Sometimes quitting a job is inevitable. It’s unsatisfying work. Or not enough pay. Too many hours. Miserable co-workers. Whatever the reason, it’s just a matter of time before the dam breaks. For Sunny Stroeer, the moment came while hallucinating during a 100-mile footrace in Montana.
Hallucinating during such a physical, mental, and emotional task is normal. Seeing calendar reminders and meeting invites in the hallucinations — not so much.
“When I’ve experienced hallucinations during endurance events before, they’ve been pretty benign,” Stroeer, 32, says. “Rocks and trees will look like people or animals or look a little weird. However, in this case, not only were my eyes playing tricks on me — and I’m not even sure how this is possible — but the roots and rocks on the trails started looking like meeting and calendar invites from my clients.”
NO REST FOR THE ULTRA-MARATHONER
The Ghosts of Yellowstone ultra-marathon took Stroeer nearly 39 hours, which was good enough to be the third woman to finish the race. But because she ran the race on the heels of a promotion at Bain and Company’s Houston office — a stressful week — she was exhausted entering the race. Hence the hallucinations.
There would be no time to rest up after the race. When Stroeer returned home to Texas on Sunday night, she felt obligated to check her email before falling asleep — and she found a message from a Bain partner who was having an emergency. Suddenly, instead of resting after a 39-hour trail race sandwiched between two long flights, Stroeer was on the phone and working until midnight, only to wake up the next morning for the next 80-hour week.
The lifestyle wouldn’t do. Seven months later, Stroeer put in her notice. Half a year after that, she was roaming the American Southwest by herself in a Chevy Astro van.
‘IT WAS REALLY, REALLY HARD. BUT ALSO REALLY, REALLY BEAUTIFUL’
Stroeer was born and raised in Germany and came to the U.S. to attend Harvard College in 2004. By 2011, she had earned her MBA from Harvard Business School. It was during her time at HBS, that Stroeer began her love affair with running and endurance sports. While completing her MBA, Stroeer ran two marathons. After business school, Stroeer traveled to Madagascar for some volunteer work. She made friends with a group of Americans and one weekend they invited her to watch them run an ultra-marathon. Stroeer decided that since she was going to be there anyway, she might as well hop in and run the 100-kilometer (a little more than 62 miles) race.
“So I did,” she says. “And it was really, really hard. But also really, really beautiful and a very different challenge from anything I had done before.”
The uncertainty of whether her body would hold up, combined with the sheer beauty and physical and mental challenge, was enough to hook Stroeer. She was now an ultra-marathoner.

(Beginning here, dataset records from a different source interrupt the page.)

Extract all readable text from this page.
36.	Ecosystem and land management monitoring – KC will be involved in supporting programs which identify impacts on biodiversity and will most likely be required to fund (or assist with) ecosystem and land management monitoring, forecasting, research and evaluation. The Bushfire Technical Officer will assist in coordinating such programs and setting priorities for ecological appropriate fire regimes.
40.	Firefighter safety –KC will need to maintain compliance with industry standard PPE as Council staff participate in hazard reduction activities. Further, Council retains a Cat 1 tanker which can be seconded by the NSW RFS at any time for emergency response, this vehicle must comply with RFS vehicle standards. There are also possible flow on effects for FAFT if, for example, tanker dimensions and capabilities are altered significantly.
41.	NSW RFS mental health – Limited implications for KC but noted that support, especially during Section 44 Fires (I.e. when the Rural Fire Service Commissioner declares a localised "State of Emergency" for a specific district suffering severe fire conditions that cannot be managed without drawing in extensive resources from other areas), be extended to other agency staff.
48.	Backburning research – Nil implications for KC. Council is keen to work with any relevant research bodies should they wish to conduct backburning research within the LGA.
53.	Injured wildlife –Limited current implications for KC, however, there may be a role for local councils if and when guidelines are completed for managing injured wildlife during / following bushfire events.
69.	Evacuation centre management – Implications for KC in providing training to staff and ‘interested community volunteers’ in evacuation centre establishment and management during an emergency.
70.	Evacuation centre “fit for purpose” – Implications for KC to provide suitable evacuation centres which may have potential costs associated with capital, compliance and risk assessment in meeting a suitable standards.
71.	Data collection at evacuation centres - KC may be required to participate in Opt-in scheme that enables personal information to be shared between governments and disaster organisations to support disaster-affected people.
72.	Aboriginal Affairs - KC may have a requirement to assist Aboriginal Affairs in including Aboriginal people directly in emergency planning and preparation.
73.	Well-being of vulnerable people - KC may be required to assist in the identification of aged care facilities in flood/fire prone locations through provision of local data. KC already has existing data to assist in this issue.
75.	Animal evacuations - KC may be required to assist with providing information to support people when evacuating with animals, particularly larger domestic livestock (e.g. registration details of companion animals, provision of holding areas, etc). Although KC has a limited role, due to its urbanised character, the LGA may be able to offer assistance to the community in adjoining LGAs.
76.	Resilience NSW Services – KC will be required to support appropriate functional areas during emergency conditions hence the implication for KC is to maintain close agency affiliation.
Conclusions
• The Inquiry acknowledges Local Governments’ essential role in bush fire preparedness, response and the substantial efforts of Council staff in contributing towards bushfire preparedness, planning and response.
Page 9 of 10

THE MATURING OF AN ULTRA-MARATHONER
When Stroeer returned to the U.S. she decided to work at Bain’s Houston office for the low cost of living and central location in the country. She spent weekends jet-setting to Colorado and California, for the immense trail running scenes. During the summer of 2012, Stroeer completed her first 100-mile race—the Lean Horse 100 in South Dakota’s Black Hills. Stroeer finished in less than 24 hours, good enough for a sixth place female finish. “Not only did I pull off the race, but I did it quite well,” Stroeer says.
Most ultra-marathoners live in towns with easy access to trail running. Instead of a mountain outpost in Colorado, California, Utah, or some other western state, Stroeer trained during the week in Houston. The pavement and heat would make it tough for the most seasoned ultra-runner, but Stroeer was a newb. Instead of running on mountain trails with other ultra-marathoners or a running club, Stroeer ran alone, often at night and on pavement to avoid Houston’s heat.
In 2013, Stroeer took her running game to another level. She completed the Grand Canyon’s rim-to-rim-to-rim run, an out-and-back run from the south rim of the Grand Canyon to the north rim and back that totals more than 40 miles and 10,000 feet of elevation gain. Stroeer also ran the Transvulcania Ultramarathon, which is considered the toughest run in the Canary Islands. Stroeer topped 2013 off by completing the Western States 100. The world’s oldest and arguably most distinguished ultra-marathon, Western States starts in Squaw Valley, California, goes over the Pacific Crest and down to Auburn, California, nestled in the foothills of the Sierra Nevada outside of Sacramento. She completed the 100-mile race in less than 30 hours, making her a bona fide ultra-marathoner.